Sony Recalls Batteries, Hints at Financial Trouble
Sony joined its own battery recall on Tuesday, saying it would call back 90,000 of its batteries in its own laptops shipped to Japan and China. The number of batteries in other markets is not immediately clear, although it has been speculated the recall could reach 300,000.
As well as disclosing the recall, the Japanese electronics maker also said that it may revise its earnings forecast for the year due to the increasing recall costs and price cuts in the PlayStation 3.
The company had already indicated that it would be revising the cost of the recall upward from a previously forecasted $250 million.
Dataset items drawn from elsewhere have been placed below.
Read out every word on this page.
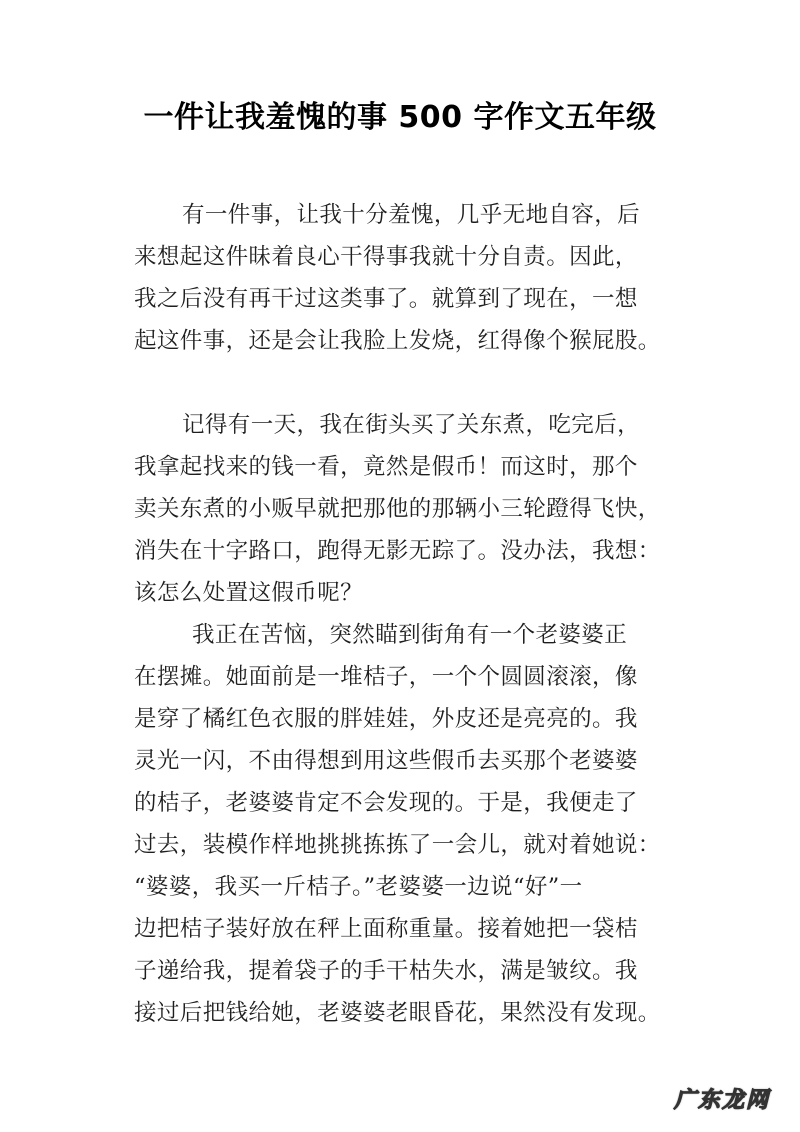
一件让我羞愧的事 500 字作文五年级
有一件事，让我十分羞愧，几乎无地自容，后
来想起这件昧着良心干得事我就十分自责。因此，
我之后没有再干过这类事了。就算到了现在，一想
起这件事，还是会让我脸上发烧，红得像个猴屁股。
记得有一天，我在街头买了关东煮，吃完后，
我拿起找来的钱一看，竟然是假币！而这时，那个
卖关东煮的小贩早就把那他的那辆小三轮蹬得飞快，
消失在十字路口，跑得无影无踪了。没办法，我想：
该怎么处置这假币呢？
我正在苦恼，突然瞄到街角有一个老婆婆正
在摆摊。她面前是一堆桔子，一个个圆圆滚滚，像
是穿了橘红色衣服的胖娃娃，外皮还是亮亮的。我
灵光一闪，不由得想到用这些假币去买那个老婆婆
的桔子，老婆婆肯定不会发现的。于是，我便走了
过去，装模作样地挑挑拣拣了一会儿，就对着她说：
“婆婆，我买一斤桔子。”老婆婆一边说“好”一
边把桔子装好放在秤上面称重量。接着她把一袋桔
子递给我，提着袋子的手干枯失水，满是皱纹。我
接过后把钱给她，老婆婆老眼昏花，果然没有发现。
广东龙网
Analysts now expect the number to double, and new calls for additional compensation from partners could push that number near $1 billion.
Sony currently forecasts a 130 billion yen profit for the year, a 43 percent drop from last year. However, that forecast was made in July, well before the recall began to take shape. Now, analysts believe the company's profit could be as little as a third of that number.
Regardless, most expect the company to rebound in 2007 with the PS3's release, barring any unforeseen issues in distribution or manufacture.
"We are in the process of determining whether a revision to our annual earnings outlook is necessary," the company said in a statement. Besides the recall and PlayStation 3 issues, other factors such as exchange rates and overall company performance would be factored in.
Sony's continuing troubles financially may have factored into Sony Advisory Board Chairman Noboyuki Idei's surprising comments last week where he all but indicated current CEO Howard Stringer may be on his way out.